If the response is not successful ( if response.success?
is false
) then response.result
will be an instance of Firecrawl::ErrorResult which will provide additional details about the
nature of the failure.
Batch Scraping
For scraping multiple URLs efficiently:
request = Firecrawl::BatchScrapeRequest.new( api_key: ENV[ 'FIRECRAWL_API_KEY' ] )
urls = [ 'https://example.com', 'https://example.org' ]
options = Firecrawl::ScrapeOptions.build do
format :markdown
only_main_content true
end
response = request.submit( urls, options )
while response.success?
batch_result = response.result
batch_result.scrape_results.each do |result|
puts result.metadata['title']
puts result.markdown
puts "\n---\n"
end
break unless batch_result.status?( :scraping )
sleep 0.5
response = request.retrieve( batch_result )
end
Site Mapping
To retrieve a site's structure:
request = Firecrawl::MapRequest.new( api_key: ENV[ 'FIRECRAWL_API_KEY' ] )

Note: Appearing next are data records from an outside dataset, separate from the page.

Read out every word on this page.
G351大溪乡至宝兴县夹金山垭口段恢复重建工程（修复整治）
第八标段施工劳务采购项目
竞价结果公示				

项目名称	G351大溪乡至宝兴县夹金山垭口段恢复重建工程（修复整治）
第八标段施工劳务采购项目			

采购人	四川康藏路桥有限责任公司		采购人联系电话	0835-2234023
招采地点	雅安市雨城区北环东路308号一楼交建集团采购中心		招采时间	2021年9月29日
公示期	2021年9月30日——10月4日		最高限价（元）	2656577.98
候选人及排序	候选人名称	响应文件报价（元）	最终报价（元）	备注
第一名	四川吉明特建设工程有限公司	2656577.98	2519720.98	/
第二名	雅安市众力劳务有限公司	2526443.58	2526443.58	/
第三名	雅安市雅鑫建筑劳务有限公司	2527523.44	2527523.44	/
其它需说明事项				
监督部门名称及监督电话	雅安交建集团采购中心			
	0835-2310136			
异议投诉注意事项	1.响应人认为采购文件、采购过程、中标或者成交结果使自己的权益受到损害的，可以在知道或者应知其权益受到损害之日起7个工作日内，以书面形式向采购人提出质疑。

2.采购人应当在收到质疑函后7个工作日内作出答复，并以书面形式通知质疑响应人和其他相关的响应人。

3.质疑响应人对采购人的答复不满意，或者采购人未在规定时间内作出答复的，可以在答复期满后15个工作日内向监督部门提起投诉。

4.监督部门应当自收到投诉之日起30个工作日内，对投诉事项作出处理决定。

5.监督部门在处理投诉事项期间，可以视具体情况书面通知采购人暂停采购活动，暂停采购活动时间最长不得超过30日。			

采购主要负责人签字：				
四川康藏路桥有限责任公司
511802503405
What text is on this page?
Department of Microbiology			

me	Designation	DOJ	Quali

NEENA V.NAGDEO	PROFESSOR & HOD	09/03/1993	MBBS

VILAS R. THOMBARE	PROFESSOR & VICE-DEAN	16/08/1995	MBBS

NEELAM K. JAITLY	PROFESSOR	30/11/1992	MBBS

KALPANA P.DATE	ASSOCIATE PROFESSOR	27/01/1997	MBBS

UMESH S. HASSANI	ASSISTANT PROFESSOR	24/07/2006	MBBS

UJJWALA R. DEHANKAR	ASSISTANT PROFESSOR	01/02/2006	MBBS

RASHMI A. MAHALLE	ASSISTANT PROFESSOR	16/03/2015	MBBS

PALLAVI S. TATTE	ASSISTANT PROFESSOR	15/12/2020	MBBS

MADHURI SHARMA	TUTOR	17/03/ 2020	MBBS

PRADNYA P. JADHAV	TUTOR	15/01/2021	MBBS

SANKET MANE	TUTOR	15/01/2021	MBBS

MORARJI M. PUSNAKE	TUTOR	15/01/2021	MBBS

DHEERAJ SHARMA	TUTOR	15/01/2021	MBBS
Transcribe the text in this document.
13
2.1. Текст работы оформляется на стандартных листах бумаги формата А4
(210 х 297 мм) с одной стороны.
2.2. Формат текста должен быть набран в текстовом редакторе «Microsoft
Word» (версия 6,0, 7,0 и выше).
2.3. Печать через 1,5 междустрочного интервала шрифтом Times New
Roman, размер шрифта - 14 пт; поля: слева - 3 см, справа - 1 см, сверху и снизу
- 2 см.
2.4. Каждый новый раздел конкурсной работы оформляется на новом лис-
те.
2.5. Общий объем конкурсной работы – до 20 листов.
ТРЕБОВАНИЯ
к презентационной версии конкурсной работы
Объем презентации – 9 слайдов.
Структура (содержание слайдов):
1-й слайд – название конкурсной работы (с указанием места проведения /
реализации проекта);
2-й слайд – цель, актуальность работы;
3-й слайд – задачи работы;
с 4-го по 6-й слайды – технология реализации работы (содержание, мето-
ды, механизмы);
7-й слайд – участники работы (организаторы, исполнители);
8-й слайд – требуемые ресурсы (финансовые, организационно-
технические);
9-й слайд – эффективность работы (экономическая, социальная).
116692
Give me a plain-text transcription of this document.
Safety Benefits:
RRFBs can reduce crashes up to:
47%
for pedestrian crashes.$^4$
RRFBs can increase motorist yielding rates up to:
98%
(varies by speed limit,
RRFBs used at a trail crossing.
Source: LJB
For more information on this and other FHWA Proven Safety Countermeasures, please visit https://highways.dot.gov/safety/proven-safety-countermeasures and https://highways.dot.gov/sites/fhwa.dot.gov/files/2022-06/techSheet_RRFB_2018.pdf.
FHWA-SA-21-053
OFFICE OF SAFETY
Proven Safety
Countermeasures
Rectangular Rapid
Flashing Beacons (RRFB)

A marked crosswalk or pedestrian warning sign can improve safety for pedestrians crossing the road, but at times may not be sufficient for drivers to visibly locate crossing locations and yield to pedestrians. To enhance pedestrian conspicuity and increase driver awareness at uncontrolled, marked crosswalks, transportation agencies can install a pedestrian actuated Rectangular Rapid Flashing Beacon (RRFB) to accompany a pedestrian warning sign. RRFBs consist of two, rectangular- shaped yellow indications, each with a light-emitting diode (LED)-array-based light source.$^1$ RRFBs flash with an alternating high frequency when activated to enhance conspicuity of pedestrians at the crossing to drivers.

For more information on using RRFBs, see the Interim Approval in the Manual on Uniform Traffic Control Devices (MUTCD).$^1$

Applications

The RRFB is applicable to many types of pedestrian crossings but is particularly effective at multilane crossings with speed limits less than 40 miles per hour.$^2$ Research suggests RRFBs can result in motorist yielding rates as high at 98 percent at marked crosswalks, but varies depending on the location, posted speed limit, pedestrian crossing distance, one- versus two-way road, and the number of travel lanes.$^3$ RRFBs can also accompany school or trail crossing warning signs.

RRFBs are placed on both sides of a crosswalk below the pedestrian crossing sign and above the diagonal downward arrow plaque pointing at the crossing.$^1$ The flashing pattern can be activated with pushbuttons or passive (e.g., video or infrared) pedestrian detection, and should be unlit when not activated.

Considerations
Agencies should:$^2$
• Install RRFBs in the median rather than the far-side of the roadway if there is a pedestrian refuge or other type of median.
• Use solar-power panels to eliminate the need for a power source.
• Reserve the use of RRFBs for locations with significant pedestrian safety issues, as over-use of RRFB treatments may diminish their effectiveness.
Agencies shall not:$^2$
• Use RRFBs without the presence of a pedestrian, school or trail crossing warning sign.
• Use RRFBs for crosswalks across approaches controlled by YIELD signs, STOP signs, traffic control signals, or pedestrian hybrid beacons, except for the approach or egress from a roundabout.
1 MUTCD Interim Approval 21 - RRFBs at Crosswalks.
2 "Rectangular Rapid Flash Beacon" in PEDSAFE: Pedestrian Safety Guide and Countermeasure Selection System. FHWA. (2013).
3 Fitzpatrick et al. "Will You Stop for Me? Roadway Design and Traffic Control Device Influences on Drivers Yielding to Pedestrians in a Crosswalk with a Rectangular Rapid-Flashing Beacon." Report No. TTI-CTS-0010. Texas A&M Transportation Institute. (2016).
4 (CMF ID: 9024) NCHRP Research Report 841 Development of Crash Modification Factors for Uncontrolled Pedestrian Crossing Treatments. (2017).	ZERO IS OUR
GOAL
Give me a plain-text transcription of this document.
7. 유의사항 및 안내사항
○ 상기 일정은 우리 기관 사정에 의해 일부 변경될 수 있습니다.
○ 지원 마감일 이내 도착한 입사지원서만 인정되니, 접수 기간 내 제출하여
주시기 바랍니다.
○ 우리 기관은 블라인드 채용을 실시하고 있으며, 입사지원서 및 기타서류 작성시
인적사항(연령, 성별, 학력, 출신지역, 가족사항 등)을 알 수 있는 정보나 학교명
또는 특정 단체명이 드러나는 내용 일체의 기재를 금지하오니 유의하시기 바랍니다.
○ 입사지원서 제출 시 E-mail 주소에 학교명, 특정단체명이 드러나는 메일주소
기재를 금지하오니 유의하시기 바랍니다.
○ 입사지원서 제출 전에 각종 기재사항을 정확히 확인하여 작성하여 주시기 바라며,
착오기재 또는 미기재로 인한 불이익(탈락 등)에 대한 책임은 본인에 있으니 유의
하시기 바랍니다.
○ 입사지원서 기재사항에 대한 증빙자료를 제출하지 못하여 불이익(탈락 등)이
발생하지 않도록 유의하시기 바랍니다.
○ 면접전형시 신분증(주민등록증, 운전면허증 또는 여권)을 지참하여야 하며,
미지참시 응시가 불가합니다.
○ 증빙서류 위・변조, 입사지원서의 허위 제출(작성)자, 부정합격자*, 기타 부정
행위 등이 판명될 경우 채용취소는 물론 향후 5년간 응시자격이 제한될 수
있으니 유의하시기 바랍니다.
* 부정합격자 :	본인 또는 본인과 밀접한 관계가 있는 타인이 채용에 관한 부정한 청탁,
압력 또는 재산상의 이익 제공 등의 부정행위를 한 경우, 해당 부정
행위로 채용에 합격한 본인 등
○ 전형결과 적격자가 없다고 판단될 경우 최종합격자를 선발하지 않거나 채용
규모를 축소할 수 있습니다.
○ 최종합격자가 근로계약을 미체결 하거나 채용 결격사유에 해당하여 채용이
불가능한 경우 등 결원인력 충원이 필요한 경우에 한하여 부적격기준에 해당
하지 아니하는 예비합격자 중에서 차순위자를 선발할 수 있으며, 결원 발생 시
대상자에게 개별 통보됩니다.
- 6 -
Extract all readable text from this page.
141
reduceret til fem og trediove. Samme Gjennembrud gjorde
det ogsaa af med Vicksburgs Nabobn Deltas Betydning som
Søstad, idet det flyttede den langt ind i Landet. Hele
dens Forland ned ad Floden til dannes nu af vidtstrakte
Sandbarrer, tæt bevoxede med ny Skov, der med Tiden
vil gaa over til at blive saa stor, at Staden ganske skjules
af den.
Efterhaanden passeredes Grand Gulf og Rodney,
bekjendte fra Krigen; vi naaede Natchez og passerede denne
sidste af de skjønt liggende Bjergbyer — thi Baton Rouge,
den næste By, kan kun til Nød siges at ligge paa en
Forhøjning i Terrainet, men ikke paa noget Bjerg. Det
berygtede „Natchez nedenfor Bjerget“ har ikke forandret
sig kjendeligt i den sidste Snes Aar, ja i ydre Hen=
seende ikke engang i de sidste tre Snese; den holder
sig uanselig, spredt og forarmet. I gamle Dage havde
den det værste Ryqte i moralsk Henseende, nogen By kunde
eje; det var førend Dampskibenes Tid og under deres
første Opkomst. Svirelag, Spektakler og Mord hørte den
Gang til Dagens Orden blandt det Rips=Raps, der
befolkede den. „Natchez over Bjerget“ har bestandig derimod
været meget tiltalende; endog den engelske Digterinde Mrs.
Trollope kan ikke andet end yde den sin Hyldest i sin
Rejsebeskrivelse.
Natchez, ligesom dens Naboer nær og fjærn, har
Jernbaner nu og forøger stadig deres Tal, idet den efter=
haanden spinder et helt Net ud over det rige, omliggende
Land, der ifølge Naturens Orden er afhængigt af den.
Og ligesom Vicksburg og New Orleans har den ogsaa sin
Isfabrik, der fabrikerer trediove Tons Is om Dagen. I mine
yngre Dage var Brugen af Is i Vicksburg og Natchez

options = Firecrawl::MapOptions.build do
limit 100
ignore_subdomains true
end
response = request.submit( 'https://example.com', options )
if response.success?
result = response.result
result.links.each do |link|
puts link
end
end
Site Crawling
For comprehensive site crawling:
request = Firecrawl::CrawlRequest.new( api_key: ENV[ 'FIRECRAWL_API_KEY' ] )
options = Firecrawl::CrawlOptions.build do
maximum_depth 2
limit 10
scrape_options do
format :markdown
only_main_content true
end
end
response = request.submit( 'https://example.com', options )
while response.success?
crawl_result = response.result
crawl_result.scrape_results.each do | result |
puts result.metadata[ 'title' ]
puts result.markdown
end
break unless crawl_result.status?( :scraping )
sleep 0.5
response = request.retrieve( crawl_result )
end
License
The gem is available as open source under the terms of the MIT License.